What this means for the person on the street is that now is a fairly poor time to be borrowing money. If you needed any further proof of this, consider the following: Thirteen months ago, more than three quarters (78%) of unsecured personal loans carried an APR of less than 8% for £10,000 over five years. Today this has dropped by 52% to just 26%.
APR’s have sky-rocketed
The table below shows you what the best personal loans looked like in October last year and how these same deals look today.
The average APR on the seven best loan deals in October 2007 was a fairly impressive 6.6%, compared to 8.7% today – representing a 2.1% jump in the average APR. Put another way, this has added almost £500 to the total cost of a £10,000 four year loan.
What makes this sharp rise all the more dramatic is the fact that it has gathered pace as the months have passed.
According to price comparison site uSwitch, there were still six sub-7% loans available as recent as May this year. Over the next three months, all of these disappeared, with some hiked by as much as 1% in one go.
| Lender | Rate in October 2007 | Rate in September 2008 | Total increase |
| MoneyBack Bank | 6.5% | 7.8% | 1.3% |
| Sainsbury’s Bank | 6.5% | 7.9% | 1.4% |
| Bank of Scotland | 6.6% | 10.4% | 3.8% |
| Tesco | 6.6% | 7.9% | 1.3% |
| Halifax | 6.6% | 10.4% | 3.8% |
| Barclaycard | 6.8% | 8.4% | 1.6% |
| AA | 6.8% | 7.9% | 1.1% |
| Average | 6.6% | 8.7% | 2.1% |
Source: Oct 2007 figures - uSwitch.com
Take steps towards a better deal
While this is clearly a bad time to be borrowing money, the sad truth is many people won’t have the option of waiting until things improve before applying for a loan.
If you find yourself in this situation, it’s important you take steps to ensure you get the best possible deal. For starters, make sure you shop around, as your specific bank is unlikely to be the outright cheapest on the market. In fact, most high street banks can’t compete with the best loan providers out there.

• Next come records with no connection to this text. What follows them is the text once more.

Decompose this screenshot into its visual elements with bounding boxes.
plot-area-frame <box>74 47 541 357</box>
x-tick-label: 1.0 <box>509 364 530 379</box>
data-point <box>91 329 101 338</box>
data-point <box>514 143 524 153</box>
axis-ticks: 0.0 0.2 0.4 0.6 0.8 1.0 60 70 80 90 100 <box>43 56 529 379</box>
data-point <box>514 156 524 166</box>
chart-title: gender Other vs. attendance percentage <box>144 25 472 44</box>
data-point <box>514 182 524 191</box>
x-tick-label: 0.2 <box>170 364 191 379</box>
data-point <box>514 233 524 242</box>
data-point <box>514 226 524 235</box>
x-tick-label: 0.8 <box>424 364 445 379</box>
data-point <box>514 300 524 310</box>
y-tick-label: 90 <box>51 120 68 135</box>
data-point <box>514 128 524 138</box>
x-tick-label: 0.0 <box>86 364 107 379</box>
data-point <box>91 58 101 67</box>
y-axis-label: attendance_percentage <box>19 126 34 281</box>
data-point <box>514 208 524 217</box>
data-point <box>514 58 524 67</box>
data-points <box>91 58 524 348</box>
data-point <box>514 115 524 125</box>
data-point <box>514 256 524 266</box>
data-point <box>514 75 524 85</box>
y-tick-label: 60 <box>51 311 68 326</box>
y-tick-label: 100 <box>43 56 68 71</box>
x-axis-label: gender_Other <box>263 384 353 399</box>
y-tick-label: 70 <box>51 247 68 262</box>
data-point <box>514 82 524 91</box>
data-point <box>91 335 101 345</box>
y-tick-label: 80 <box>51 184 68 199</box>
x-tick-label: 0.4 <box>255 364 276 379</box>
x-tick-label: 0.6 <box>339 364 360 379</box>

If you are looking to borrow a small amount – maybe just a few thousand – see if you can find a 0% new purchase card with a high enough credit limit, and then switch between 0% balance transfers deals until your debt is paid off. This may be more effort, but it’s also a lot cheaper, especially considering most lenders charge dramatically higher rates on loan amounts smaller than £7,500.
Find the best deal you can
Finally, make sure you have an excellent credit rating, as this will also impact on the rate you are offered. Do these things and you still won’t get a rate as cheap as last year’s, but it will at least be affordable.
“The loans market is extremely volatile at the moment and best buy deals have become more expensive over the past 13 month,” says Simeon Linstead at uSwitch. “However, the market is vast and there are still competitive rates for those who take the time to compare the offers available.
“Online loan deals are typically lower than their offline counterparts and in times of volatility in the credit markets and banking world, borrowing on a fixed rate loan can offer borrowers the peace of mind that, both, their interest rate and monthly payments are fixed for the term of the loan.”
*Everyday Loan rate applies to customers with a poor credit history (customers with a good credit rating are offered a “bargain” 37.3% APR).